5237 sayılı Türk Ceza Kanunu'nun "Zaman bakımından uygulama" başlıklı 7. maddesinin 2. fıkrasında, "Suçun işlendiği zaman yürürlükte bulunan kanun ile sonradan yürürlüğe giren kanunların hükümleri farklı ise, failin lehine olan kanun uygulanır ve infaz olunur." hükmü; 3. fıkrasında ise, "Hapis cezasının ertelenmesi, koşullu salıverilme ve tekerrürle ilgili olanlar hariç; infaz rejimine ilişkin hükümler, derhal uygulanır." hükmü yer almaktadır.
5271 sayılı Ceza Muhakemesi Kanunu'nun "Duruşmanın sona ermesi ve hüküm" başlıklı 223. maddesinin 8. fıkrasında, "Türk Ceza Kanununda öngörülen düşme sebeplerinin varlığı ya da soruşturma veya kovuşturma şartlarının gerçekleşmeyeceğinin anlaşılması halinde davanın düşmesine karar verilir. (...)" hükmüne, "Mahkeme tarafından uzlaştırma" başlıklı 254. maddesinde ise, "Kamu davası açıldıktan sonra kovuşturma konusu suçun uzlaşma kapsamında olduğunun anlaşılması halinde, kovuşturma dosyası, uzlaştırma işlemlerinin 253 üncü maddede belirtilen esas ve usule göre yerine getirilmesi için uzlaştırma bürosuna gönderilir. Uzlaşma gerçekleştiği takdirde, mahkeme, uzlaşma sonucunda sanığın edimini def'aten yerine getirmesi halinde, davanın düşmesine karar verir. (...)" hükmüne yer verilmiştir.
Buna göre, davacı hakkında mahkumiyet kararını veren Ağır Ceza Mahkemesi tarafından Ceza Muhakemesi Kanunu'nun 253. maddesine getirilen değişiklik üzerine yeniden yapılan inceleme ve değerlendirmede, güveni kötüye kullanma suçunun uzlaştırma kapsamında kalması ve taraflar arasında uzlaşma sağlanması sebebiyle davacı hakkında kamu davasının düşmesine karar verilmesi karşısında, ilgilinin avukatlık mesleğini icra etmesine engel bir mahkumiyet hükmünün varlığından söz etme olanağı kalmamıştır.

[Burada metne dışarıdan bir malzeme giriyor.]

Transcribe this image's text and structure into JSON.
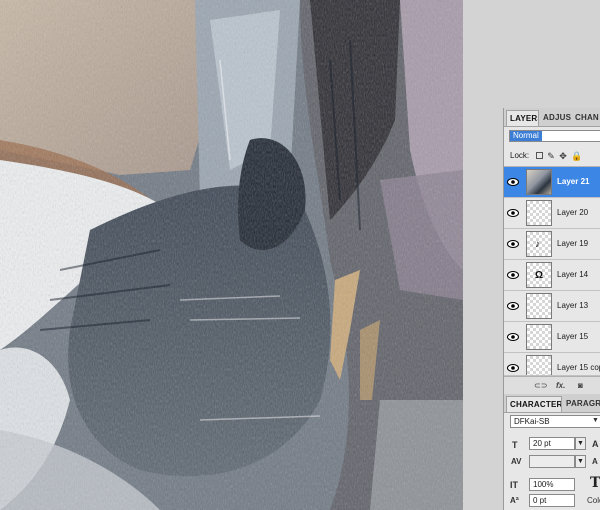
{
  "layers_panel": {
    "tabs": [
      "LAYERS",
      "ADJUS",
      "CHAN"
    ],
    "blend_mode": "Normal",
    "lock_label": "Lock:",
    "layers": [
      {
        "name": "Layer 21",
        "selected": true,
        "thumb": "image"
      },
      {
        "name": "Layer 20",
        "selected": false,
        "thumb": "transparent"
      },
      {
        "name": "Layer 19",
        "selected": false,
        "thumb": "brush-mark"
      },
      {
        "name": "Layer 14",
        "selected": false,
        "thumb": "brush-mark"
      },
      {
        "name": "Layer 13",
        "selected": false,
        "thumb": "transparent"
      },
      {
        "name": "Layer 15",
        "selected": false,
        "thumb": "transparent"
      },
      {
        "name": "Layer 15 cop",
        "selected": false,
        "thumb": "transparent"
      }
    ],
    "footer_icons": [
      "link-icon",
      "fx-icon",
      "mask-icon"
    ],
    "fx_label": "fx."
  },
  "character_panel": {
    "tabs": [
      "CHARACTER",
      "PARAGRA"
    ],
    "font_family": "DFKai-SB",
    "font_size": "20 pt",
    "tracking": "",
    "vertical_scale": "100%",
    "baseline_shift": "0 pt",
    "color_label": "Colo"
  },
  "colors": {
    "selection": "#3c86e6",
    "panel_bg": "#e7e7e7",
    "app_bg": "#d3d3d3"
  }
}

Her ne kadar dava konusu işlemin tesis edildiği tarih itibariyle, kamu davasının düşmesine dair hüküm tesis edilmemiş ve işlemin tesis edildiği aşamada bu anlamda bir hukuka aykırılık bulunmamakta ise de; ceza kanunu yönünden lehe olan hükmün uygulanması kapsamında verilen yeni kararla birlikte ortaya çıkan ve yukarıda özetlenen yeni hukuki durum karşısında, dava konusu işlemin dayanağının hukuken ortadan kalktığı ve işlemin tesis edildiği tarihte sebep unsuru yönünden hukuka uygun işlemin hukuka aykırı hale geldiği sonucuna varılmıştır.

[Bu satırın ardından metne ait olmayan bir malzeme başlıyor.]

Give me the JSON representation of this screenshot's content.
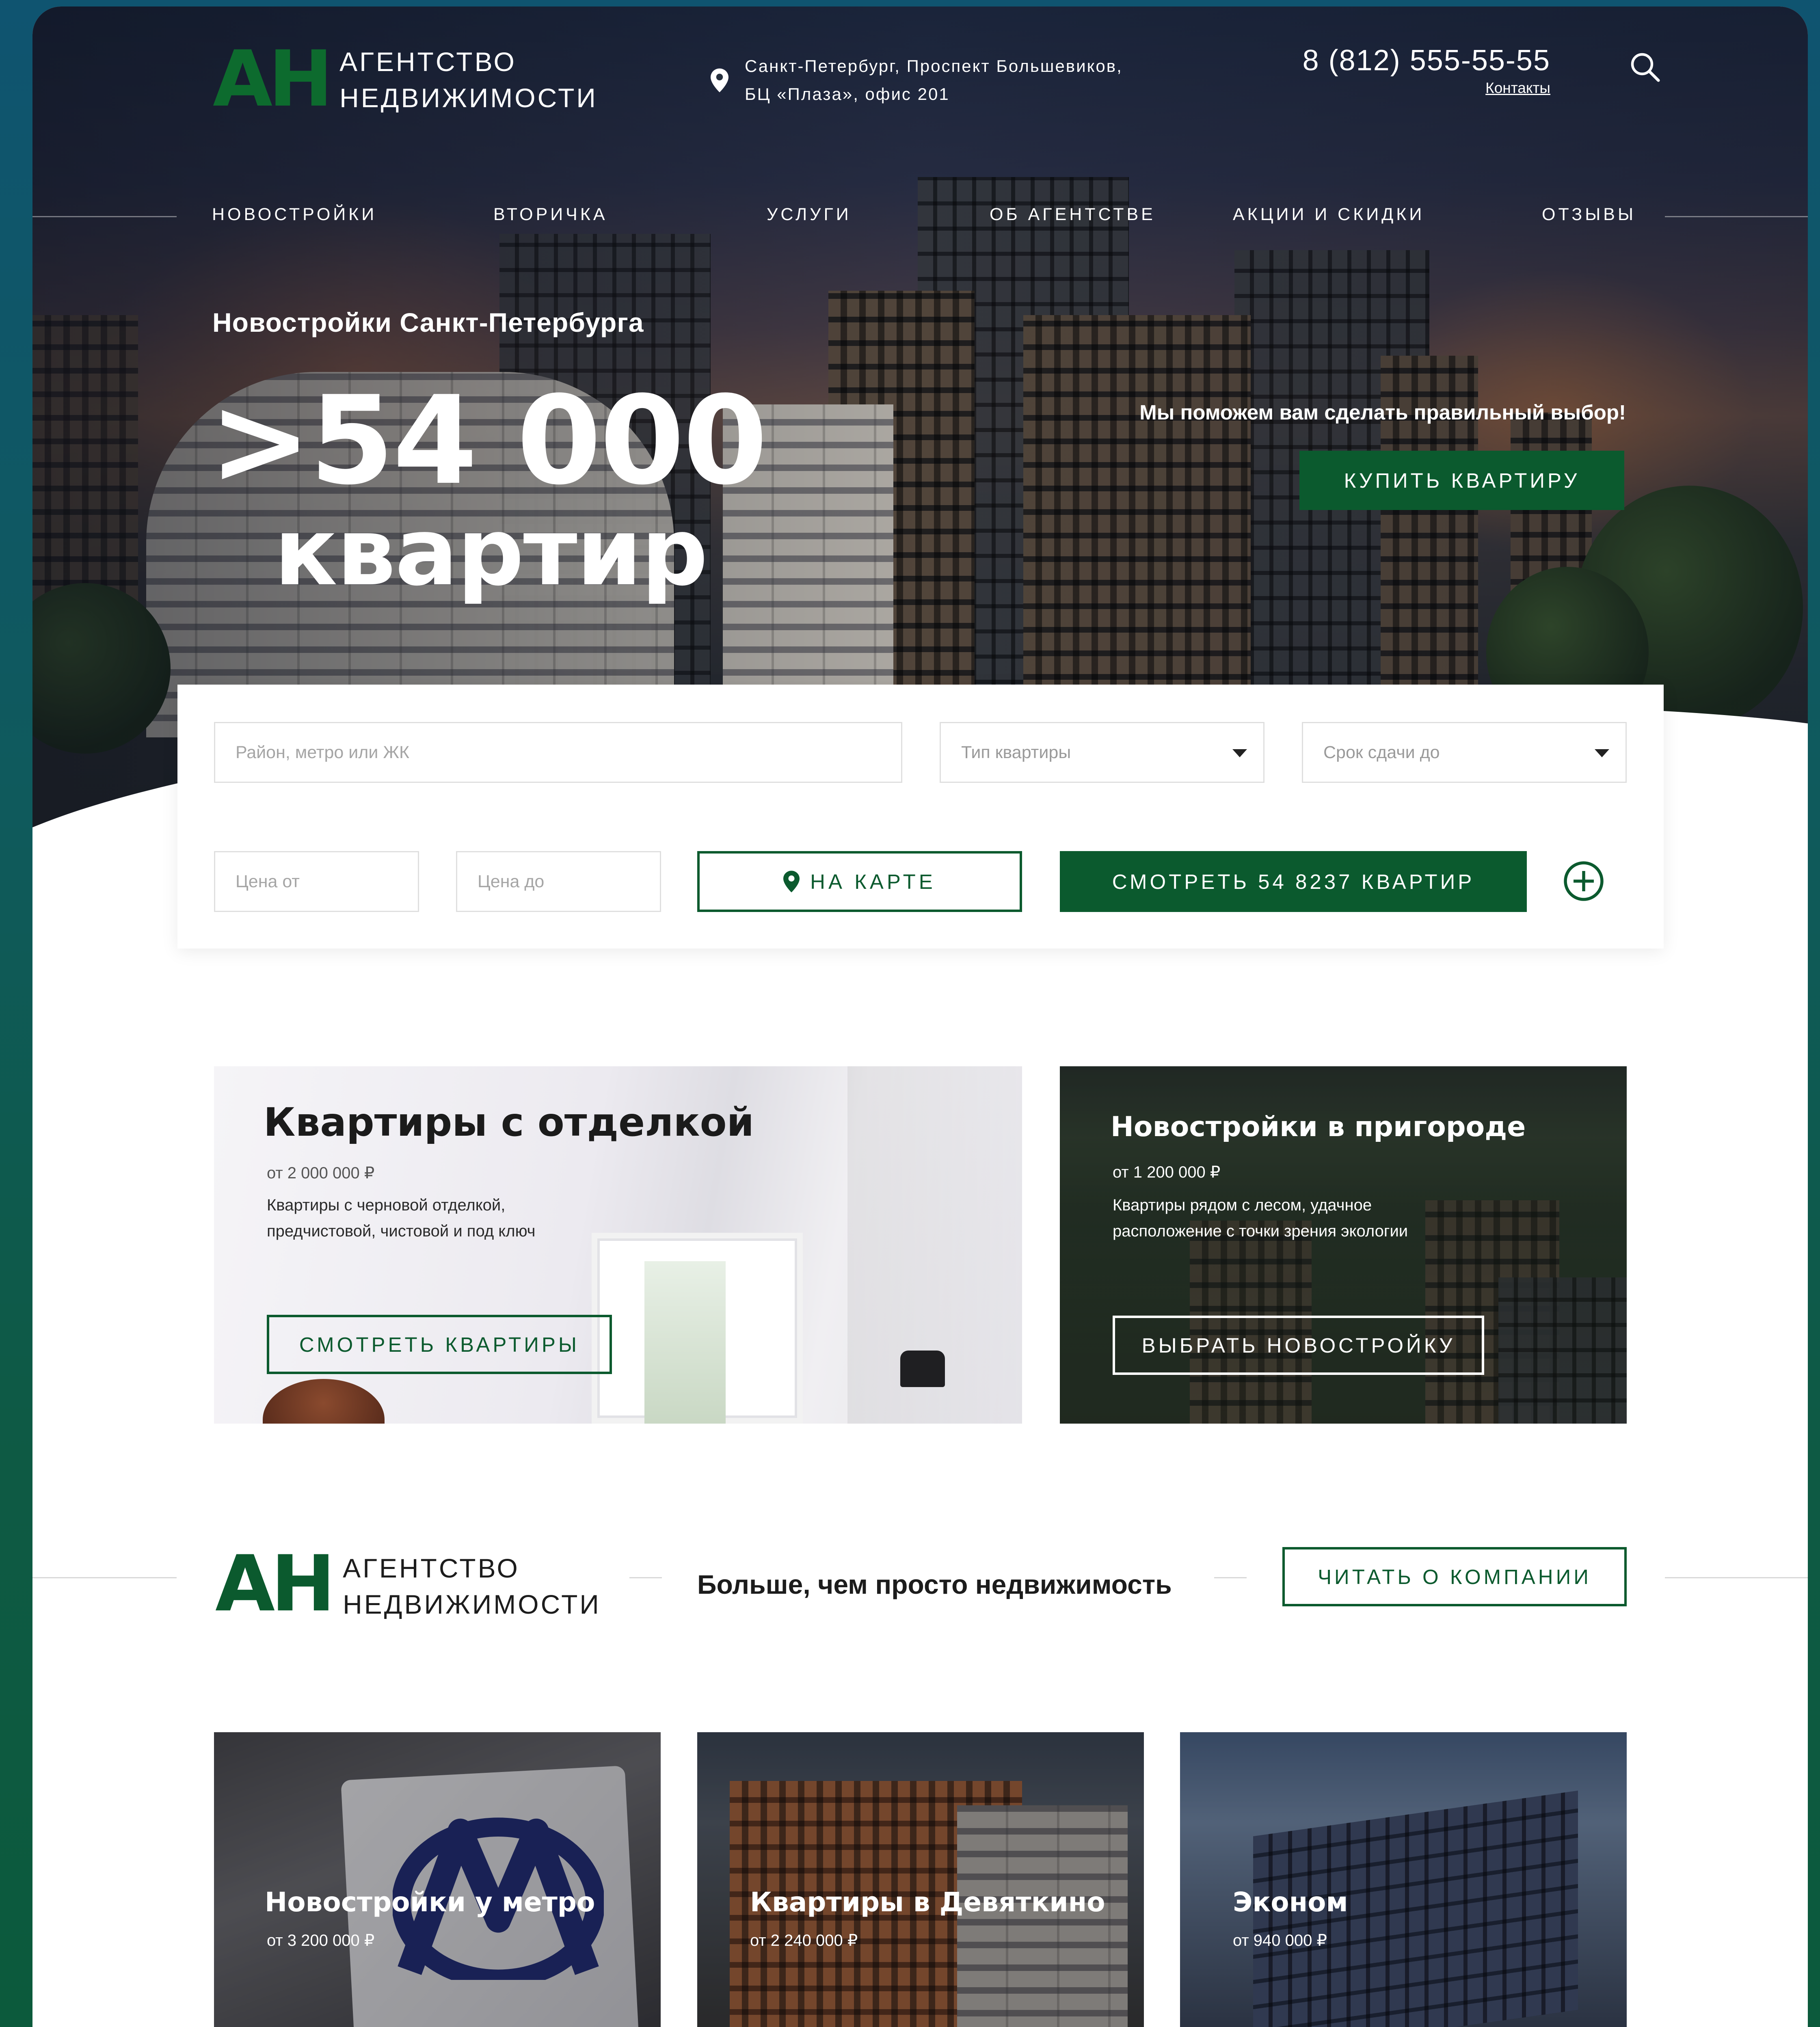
{
  "header": {
    "logo_mark": "АН",
    "logo_line1": "АГЕНТСТВО",
    "logo_line2": "НЕДВИЖИМОСТИ",
    "address_line1": "Санкт-Петербург, Проспект Большевиков,",
    "address_line2": "БЦ «Плаза», офис 201",
    "phone": "8 (812) 555-55-55",
    "contacts_link": "Контакты"
  },
  "nav": {
    "items": [
      "НОВОСТРОЙКИ",
      "ВТОРИЧКА",
      "УСЛУГИ",
      "ОБ АГЕНТСТВЕ",
      "АКЦИИ И СКИДКИ",
      "ОТЗЫВЫ"
    ]
  },
  "hero": {
    "subtitle": "Новостройки Санкт-Петербурга",
    "big_number": ">54 000",
    "big_word": "квартир",
    "cta_text": "Мы поможем вам сделать правильный выбор!",
    "cta_button": "КУПИТЬ КВАРТИРУ"
  },
  "search": {
    "location_placeholder": "Район, метро или ЖК",
    "type_placeholder": "Тип квартиры",
    "deadline_placeholder": "Срок сдачи до",
    "price_from_placeholder": "Цена от",
    "price_to_placeholder": "Цена до",
    "map_button": "НА КАРТЕ",
    "view_button": "СМОТРЕТЬ 54 8237 КВАРТИР"
  },
  "promos": [
    {
      "title": "Квартиры с отделкой",
      "price": "от 2 000 000 ₽",
      "desc_line1": "Квартиры с черновой отделкой,",
      "desc_line2": "предчистовой, чистовой и под ключ",
      "button": "СМОТРЕТЬ КВАРТИРЫ"
    },
    {
      "title": "Новостройки в пригороде",
      "price": "от 1 200 000 ₽",
      "desc_line1": "Квартиры рядом с лесом, удачное",
      "desc_line2": "расположение с точки зрения экологии",
      "button": "ВЫБРАТЬ НОВОСТРОЙКУ"
    }
  ],
  "about": {
    "tagline": "Больше, чем просто недвижимость",
    "button": "ЧИТАТЬ О КОМПАНИИ"
  },
  "cards": [
    {
      "title": "Новостройки у метро",
      "price": "от 3 200 000 ₽"
    },
    {
      "title": "Квартиры в Девяткино",
      "price": "от 2 240 000 ₽"
    },
    {
      "title": "Эконом",
      "price": "от 940 000 ₽"
    }
  ],
  "colors": {
    "brand_green": "#0b5a2e",
    "logo_green": "#0d6b2e",
    "background": "#0f5470"
  },
  "icons": [
    "location-pin-icon",
    "search-icon",
    "plus-circle-icon",
    "dropdown-caret-icon",
    "metro-logo-icon"
  ]
}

Bu itibarla, değinilen yeni hukuki durum değerlendirilerek karar verilmesi gerekmektedir.
KARAR SONUCU:
Açıklanan nedenlerle;
1. 2577 sayılı Kanun'un 49. maddesine uygun bulunan temyiz isteminin kabulüne,
2. … Bölge İdare Mahkemesi ... İdari Dava Dairesinin … tarih ve E: …, K: … sayılı kararının BOZULMASINA,
3. Yeniden bir karar verilmek üzere dosyanın … Bölge İdare Mahkemesi ... İdari Dava Dairesine gönderilmesine, 08/12/2020 tarihinde kesin olarak oyçokluğu ile karar verildi.
KARŞI OY :
(X)- Bölge idare mahkemelerinin nihai kararlarının temyizen bozulması 2577 sayılı İdari Yargılama Usulü Yasasının 49. maddesinde yer alan nedenlerin bulunmasına bağlıdır.
… Bölge İdare Mahkemesi ... İdari Dava Dairesince verilen kararın dayandığı gerekçe usul ve yasaya uygun olup, temyiz isteminin reddi ile temyize konu kararın onanması gerektiği görüşüyle çoğunluk kararına katılmıyorum.